Moti Laxmi Upasika (1909–1997) was a pioneering Nepal Bhasa (Newar) woman writer and is widely regarded as the first modern female story writer of Nepal. She got married at early age and got divorced at the age of 12 year. She is credited with breaking ground for women in Nepali and Nepal Bhasa literature, inspiring future generations of female writers. Her work and life are celebrated in Nepalese literary circles for their social, cultural, and linguistic importance. Because of this, scholars, Nepal Academy publications, and literary historians consistently describe her as someone who opened the door for later generations of female writers in Nepal. She wasn’t just a writer — she was a pioneer female literary voice in Nepal at a time when social structures restricted women’s intellectual participation.

 

She was a sister of Chittadhar Hridaya (1906–1982) who was one of the greatest literary figures of Nepal and a central leader of the Nepal Bhasa (Newar) literary renaissance. His full name was Chittadhar Hridaya Tuladhar. He is often respectfully referred to simply as “Hridaya” in Nepali literature. At a time when the Rana regime had banned Nepal Bhasa writing, Hridaya continued to write secretly and became a symbol of cultural resistance. His masterpiece, written in prison, is an epic poem on the life of Gautama Buddha and is considered one of the greatest works in Nepal Bhasa literature. Hridaya dedicated his life to serving his mother tongue, rejecting a flourishing ancestral business and suffering imprisonment by an autocratic government. In 1941, he was jailed for five years by the Rana regime for writing a poem in Nepal Bhasa in a crackdown against the language. The anthology contained a poem entitled Mother which he had written while mourning his mother's death. He had signed the poem "Motherless child" which the government took to mean that it had deprived the Newars of their mother tongue. For this reason, the poem was deemed subversive; and in 1940, he was sentenced to six years in jail. Schools, streets, and literary awards in Nepal are named after him. He is studied as a foundational figure in Nepal’s literary history. Chittadhar Hridaya and Moti Laxmi Upasika are first cousins of Dharma Ratna Yami. 

 

Words Spoken After Her Death

In the days after Heera Devi passed away, the house filled with relatives. It was then that Biswa Laxmi Tuladhar spoke words the daughters never forgot: “You six daughters are very lucky. Your mother has legally given one ropani of land to each of you. This is unheard of. Parents do not give property to daughters. But your mother did.” Through her words, the daughters realized something profound: their mother had tried to change a social rule within her own lifetime however Moti Laxmi Upasika stopped the legal process. 
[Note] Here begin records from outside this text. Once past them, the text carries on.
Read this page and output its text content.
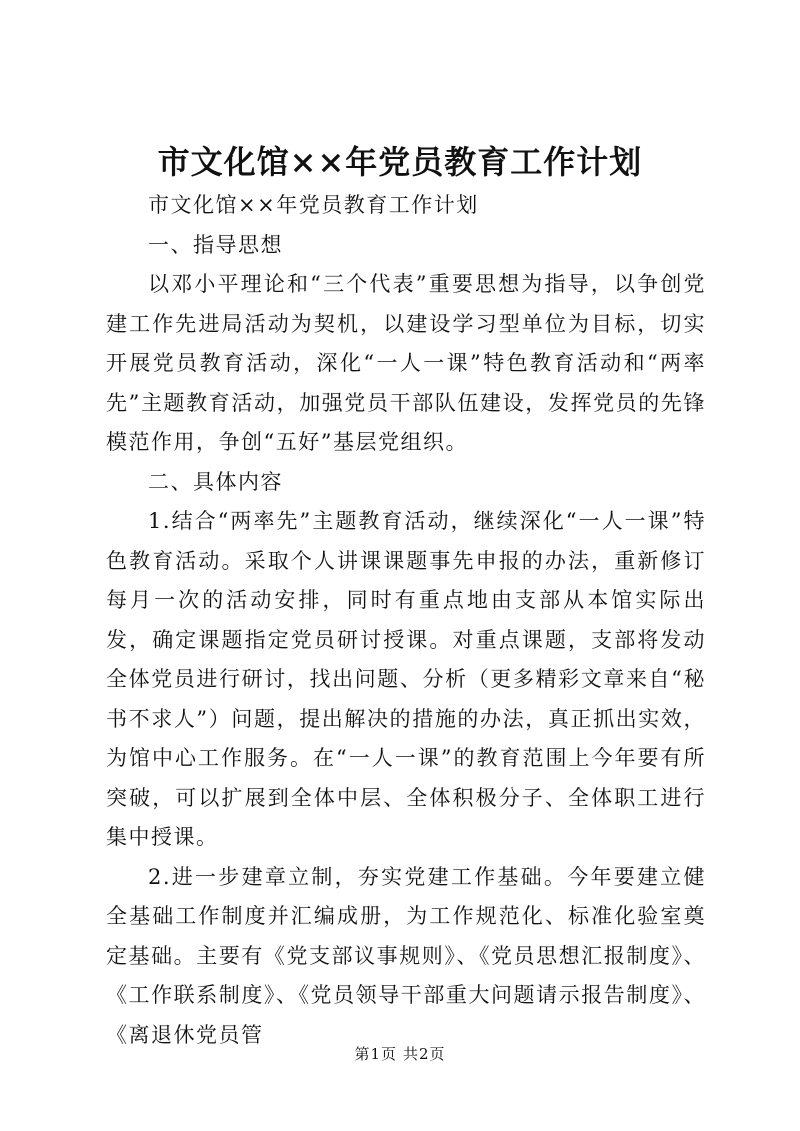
市文化馆××年党员教育工作计划

市文化馆××年党员教育工作计划

一、指导思想

以邓小平理论和“三个代表”重要思想为指导，以争创党建工作先进局活动为契机，以建设学习型单位为目标，切实开展党员教育活动，深化“一人一课”特色教育活动和“两率先”主题教育活动，加强党员干部队伍建设，发挥党员的先锋模范作用，争创“五好”基层党组织。

二、具体内容

1.结合“两率先”主题教育活动，继续深化“一人一课”特色教育活动。采取个人讲课课题事先申报的办法，重新修订每月一次的活动安排，同时有重点地由支部从本馆实际出发，确定课题指定党员研讨授课。对重点课题，支部将发动全体党员进行研讨，找出问题、分析（更多精彩文章来自“秘书不求人”）问题，提出解决的措施的办法，真正抓出实效，为馆中心工作服务。在“一人一课”的教育范围上今年要有所突破，可以扩展到全体中层、全体积极分子、全体职工进行集中授课。

2.进一步建章立制，夯实党建工作基础。今年要建立健全基础工作制度并汇编成册，为工作规范化、标准化验室奠定基础。主要有《党支部议事规则》、《党员思想汇报制度》、《工作联系制度》、《党员领导干部重大问题请示报告制度》、《离退休党员管

第1页 共2页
Regret Among First Cousins

Heera Devi’s first cousins, especially Latan Devi Shakya, later spoke with regret. Living next door to Moti Laxmi Upasika, she had witnessed the objections and tensions directly. She remembered clearly that there was active resistance to the idea of transferring property to daughters. For her, the tragedy was not only Heera Devi’s death, but that she died without seeing her intention fulfilled. This memory stayed within the family as a moment when social custom proved stronger than individual resolve.
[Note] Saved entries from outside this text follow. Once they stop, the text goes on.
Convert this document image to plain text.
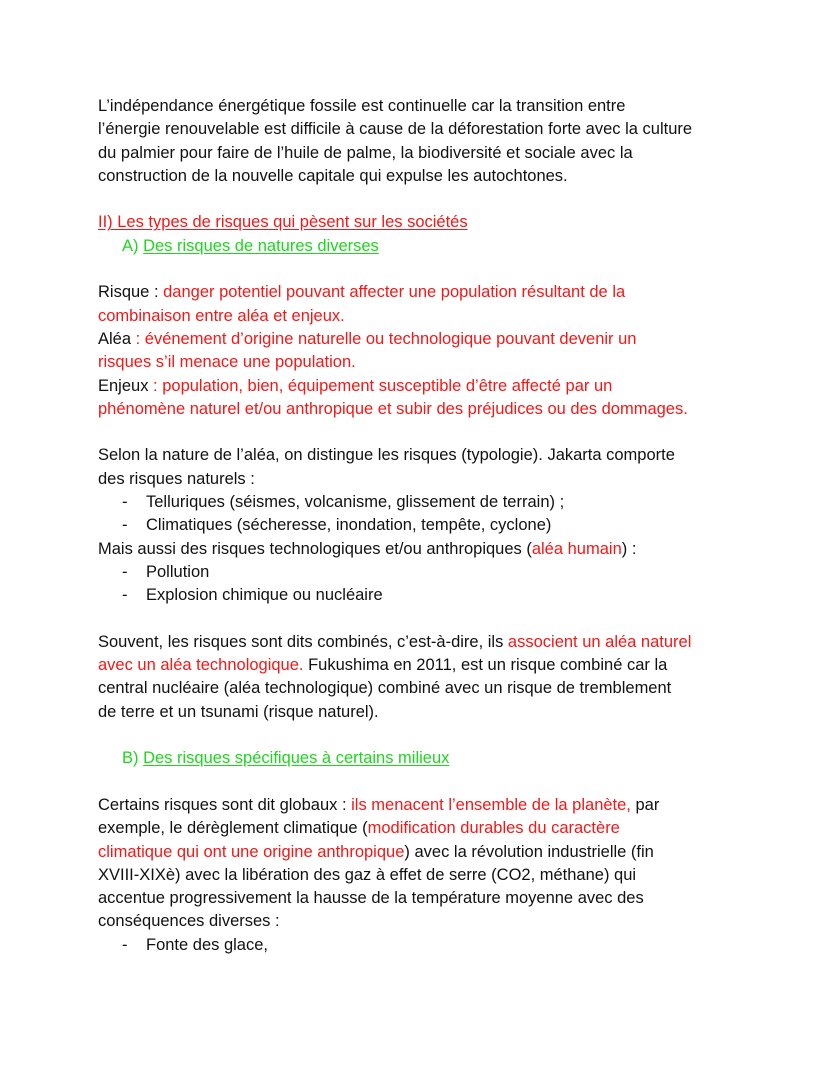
L’indépendance énergétique fossile est continuelle car la transition entre
l’énergie renouvelable est difficile à cause de la déforestation forte avec la culture
du palmier pour faire de l’huile de palme, la biodiversité et sociale avec la
construction de la nouvelle capitale qui expulse les autochtones.
II) Les types de risques qui pèsent sur les sociétés
A) Des risques de natures diverses
Risque : danger potentiel pouvant affecter une population résultant de la
combinaison entre aléa et enjeux.
Aléa : événement d’origine naturelle ou technologique pouvant devenir un
risques s’il menace une population.
Enjeux : population, bien, équipement susceptible d’être affecté par un
phénomène naturel et/ou anthropique et subir des préjudices ou des dommages.
Selon la nature de l’aléa, on distingue les risques (typologie). Jakarta comporte
des risques naturels :
- Telluriques (séismes, volcanisme, glissement de terrain) ;
- Climatiques (sécheresse, inondation, tempête, cyclone)
Mais aussi des risques technologiques et/ou anthropiques (aléa humain) :
- Pollution
- Explosion chimique ou nucléaire
Souvent, les risques sont dits combinés, c’est-à-dire, ils associent un aléa naturel
avec un aléa technologique. Fukushima en 2011, est un risque combiné car la
central nucléaire (aléa technologique) combiné avec un risque de tremblement
de terre et un tsunami (risque naturel).
B) Des risques spécifiques à certains milieux
Certains risques sont dit globaux : ils menacent l’ensemble de la planète, par
exemple, le dérèglement climatique (modification durables du caractère
climatique qui ont une origine anthropique) avec la révolution industrielle (fin
XVIII-XIXè) avec la libération des gaz à effet de serre (CO2, méthane) qui
accentue progressivement la hausse de la température moyenne avec des
conséquences diverses :
- Fonte des glace,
Illness, Anxiety, and a Painful Contradiction

In her last years, Heera Devi lived with asthma, heart problems, and constant worry for her children—especially her daughters. An article later written by Moti Laxmi Upasika in the Dharma Ratna Yami Smriti Granth (2046 B.S.) described Heera Devi as deeply anxious about her children’s future. Family members who read it felt a painful contradiction: the same person who documented her anxiety had opposed the concrete step she took to secure her daughters’ future. At that time, inheritance without a son passed to male relatives, not daughters. Women too upheld this norm. For Heera Devi, this was a source of frustration in her final days. She had tried to demonstrate change in practice. Society—and even family—was not ready. Heera Devi died in the lap of third child Timila begging her to call Moti Laxmi Upasika.